Director Drake Doremus reacts as he accepts the Grand Jury Prize: U.S. Dramatic award for the film "Like Crazy" during the 2011 Sundance Film Festival Awards Ceremony in Park City, Utah, on Saturday, Jan. 29, 2011.
Associated Press
PARK CITY — Nearly all of the actors had fled the scene while some directors stayed behind to collect hardware for winning films. Gone, too, were most of the publicists and entourages that add to the sometimes frenetic energy of the Sundance Film Festival.
Still present at the festival were people who love to watch movies, including a lot of Utahns who still packed theaters to milk every last screening possible from the 118 features and 85 documentaries presented for the 2011 version of the annual event. Robert Redford, who makes certain to emphasize in press conferences each year that the event is all about films, must have been pleased — if he was still in town.
Those hungering for fine films had help from knowing who the winners were and having those films play for the last two days, including at the spacious Eccles Theater, where around 1,300 could squeeze into the auditorium. Saturday night featured Grand Jury dramatic winner "Like Crazy," a remarkably honest and sometimes gutting tale of first love and long-distance romance between a Los Angeles based grad (Anton Yelchin) and his London-dwelling girlfriend (Felicity Jones).
Director Drake Doremus left the celebration party at the awards ceremony and brought many of his crew along to participate in a Q&A with the very receptive audience afterwards. He admitted that the story was largely about his own experiences with young love and relationships that span continents. He suspected such experiences were pretty universal and had the sympathetic audience eating out of his hand when asked if he and his real-life girlfriend that the story was based on were still together.
"We are not together, but we will always be together in some way because of the deep bonding we had from those experiences."

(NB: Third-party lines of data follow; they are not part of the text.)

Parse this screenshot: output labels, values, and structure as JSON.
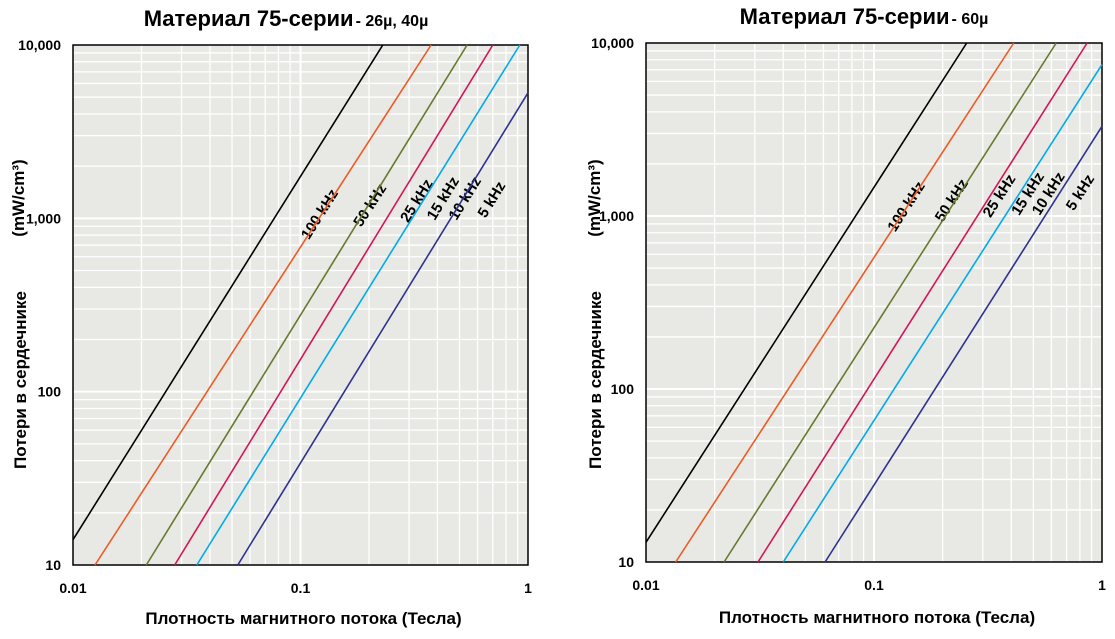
{
  "chart_data": [
    {
      "type": "line",
      "title": "Материал 75-серии",
      "subtitle": "- 26µ, 40µ",
      "xlabel": "Плотность магнитного потока (Тесла)",
      "ylabel_main": "Потери в сердечнике",
      "ylabel_unit": "(mW/cm³)",
      "xscale": "log",
      "yscale": "log",
      "xlim": [
        0.01,
        1
      ],
      "ylim": [
        10,
        10000
      ],
      "x_ticks": [
        "0.01",
        "0.1",
        "1"
      ],
      "y_ticks": [
        "10",
        "100",
        "1,000",
        "10,000"
      ],
      "grid": true,
      "series": [
        {
          "name": "100 kHz",
          "color": "#000000",
          "x": [
            0.01,
            0.23
          ],
          "y": [
            14,
            10000
          ],
          "label_x": 0.147,
          "label_y": 1400
        },
        {
          "name": "50 kHz",
          "color": "#ee5a24",
          "x": [
            0.0125,
            0.375
          ],
          "y": [
            10,
            10000
          ],
          "label_x": 0.24,
          "label_y": 1500
        },
        {
          "name": "25 kHz",
          "color": "#667a2e",
          "x": [
            0.021,
            0.54
          ],
          "y": [
            10,
            10000
          ],
          "label_x": 0.383,
          "label_y": 1600
        },
        {
          "name": "15 kHz",
          "color": "#d4145a",
          "x": [
            0.028,
            0.7
          ],
          "y": [
            10,
            10000
          ],
          "label_x": 0.5,
          "label_y": 1650
        },
        {
          "name": "10 kHz",
          "color": "#00aaee",
          "x": [
            0.035,
            0.92
          ],
          "y": [
            10,
            10000
          ],
          "label_x": 0.625,
          "label_y": 1650
        },
        {
          "name": "5 kHz",
          "color": "#2e3192",
          "x": [
            0.053,
            1
          ],
          "y": [
            10,
            5300
          ],
          "label_x": 0.8,
          "label_y": 1550
        }
      ]
    },
    {
      "type": "line",
      "title": "Материал 75-серии",
      "subtitle": "- 60µ",
      "xlabel": "Плотность магнитного потока (Тесла)",
      "ylabel_main": "Потери в сердечнике",
      "ylabel_unit": "(mW/cm³)",
      "xscale": "log",
      "yscale": "log",
      "xlim": [
        0.01,
        1
      ],
      "ylim": [
        10,
        10000
      ],
      "x_ticks": [
        "0.01",
        "0.1",
        "1"
      ],
      "y_ticks": [
        "10",
        "100",
        "1,000",
        "10,000"
      ],
      "grid": true,
      "series": [
        {
          "name": "100 kHz",
          "color": "#000000",
          "x": [
            0.01,
            0.255
          ],
          "y": [
            13,
            10000
          ],
          "label_x": 0.168,
          "label_y": 1500
        },
        {
          "name": "50 kHz",
          "color": "#ee5a24",
          "x": [
            0.0135,
            0.41
          ],
          "y": [
            10,
            10000
          ],
          "label_x": 0.26,
          "label_y": 1550
        },
        {
          "name": "25 kHz",
          "color": "#667a2e",
          "x": [
            0.022,
            0.63
          ],
          "y": [
            10,
            10000
          ],
          "label_x": 0.42,
          "label_y": 1650
        },
        {
          "name": "15 kHz",
          "color": "#d4145a",
          "x": [
            0.031,
            0.86
          ],
          "y": [
            10,
            10000
          ],
          "label_x": 0.56,
          "label_y": 1700
        },
        {
          "name": "10 kHz",
          "color": "#00aaee",
          "x": [
            0.04,
            1
          ],
          "y": [
            10,
            7500
          ],
          "label_x": 0.69,
          "label_y": 1700
        },
        {
          "name": "5 kHz",
          "color": "#2e3192",
          "x": [
            0.061,
            1
          ],
          "y": [
            10,
            3300
          ],
          "label_x": 0.93,
          "label_y": 1650
        }
      ]
    }
  ]
}
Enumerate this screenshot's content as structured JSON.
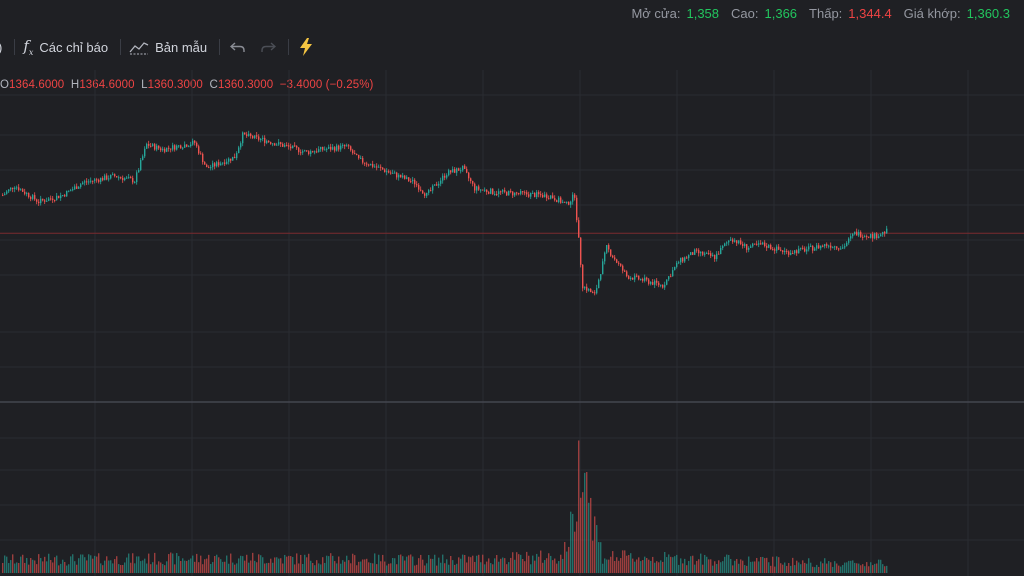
{
  "stats": [
    {
      "label": "Mở cửa:",
      "value": "1,358",
      "color": "#22c55e"
    },
    {
      "label": "Cao:",
      "value": "1,366",
      "color": "#22c55e"
    },
    {
      "label": "Thấp:",
      "value": "1,344.4",
      "color": "#ef4444"
    },
    {
      "label": "Giá khớp:",
      "value": "1,360.3",
      "color": "#22c55e"
    }
  ],
  "toolbar": {
    "left_fragment": ")",
    "indicators_label": "Các chỉ báo",
    "templates_label": "Bản mẫu"
  },
  "ohlc": {
    "o_key": "O",
    "o_val": "1364.6000",
    "h_key": "H",
    "h_val": "1364.6000",
    "l_key": "L",
    "l_val": "1360.3000",
    "c_key": "C",
    "c_val": "1360.3000",
    "change": "−3.4000 (−0.25%)"
  },
  "chart_data": {
    "type": "candlestick",
    "price_range": [
      1340,
      1372
    ],
    "reference_line": 1357.5,
    "colors": {
      "up": "#26a69a",
      "down": "#ef5350",
      "background": "#1f2024",
      "reference": "#7a2a2e"
    },
    "price_anchors": [
      [
        0,
        1361.5
      ],
      [
        6,
        1362.5
      ],
      [
        18,
        1360.8
      ],
      [
        30,
        1361.5
      ],
      [
        40,
        1362.8
      ],
      [
        56,
        1363.5
      ],
      [
        66,
        1363.0
      ],
      [
        72,
        1366.8
      ],
      [
        80,
        1366.3
      ],
      [
        96,
        1367.0
      ],
      [
        102,
        1364.3
      ],
      [
        116,
        1365.5
      ],
      [
        120,
        1367.8
      ],
      [
        132,
        1367.2
      ],
      [
        152,
        1366.0
      ],
      [
        160,
        1366.3
      ],
      [
        172,
        1366.6
      ],
      [
        178,
        1365.2
      ],
      [
        192,
        1364.0
      ],
      [
        206,
        1362.8
      ],
      [
        212,
        1361.5
      ],
      [
        222,
        1363.8
      ],
      [
        230,
        1364.3
      ],
      [
        236,
        1362.2
      ],
      [
        246,
        1361.8
      ],
      [
        262,
        1361.6
      ],
      [
        274,
        1361.4
      ],
      [
        282,
        1360.5
      ],
      [
        286,
        1361.5
      ],
      [
        290,
        1352.0
      ],
      [
        296,
        1351.0
      ],
      [
        302,
        1356.0
      ],
      [
        312,
        1353.0
      ],
      [
        320,
        1352.6
      ],
      [
        330,
        1352.0
      ],
      [
        338,
        1354.5
      ],
      [
        346,
        1355.5
      ],
      [
        356,
        1355.0
      ],
      [
        364,
        1357.0
      ],
      [
        372,
        1356.0
      ],
      [
        380,
        1356.3
      ],
      [
        392,
        1355.5
      ],
      [
        402,
        1355.8
      ],
      [
        412,
        1356.3
      ],
      [
        420,
        1356.0
      ],
      [
        426,
        1357.5
      ],
      [
        436,
        1357.2
      ],
      [
        442,
        1357.7
      ]
    ],
    "volume_anchors": [
      [
        0,
        0.08
      ],
      [
        120,
        0.09
      ],
      [
        220,
        0.08
      ],
      [
        280,
        0.1
      ],
      [
        286,
        0.35
      ],
      [
        290,
        0.9
      ],
      [
        294,
        0.4
      ],
      [
        300,
        0.1
      ],
      [
        330,
        0.09
      ],
      [
        420,
        0.06
      ],
      [
        442,
        0.06
      ]
    ]
  }
}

His answer was greeted by a collective sigh and the film was purchased by Paramount Pictures for $4 million and will probably draw more sighs and tears across the country when it hits general release.
A local, jovial, self-described "biggest guy in the theater," in a Saturday night Tower screening of "My Idiot Brother," had managed to see 22 films to that point, despite working 40-hours as usual and with a couple more films likely to fall before the fest officially ended Sunday with the final screening showcasing "The Details."
A round of evening screenings were available for Park City patrons, including another full house expected at the Eccles, but this time for the audience award-winning drama "Circumstance."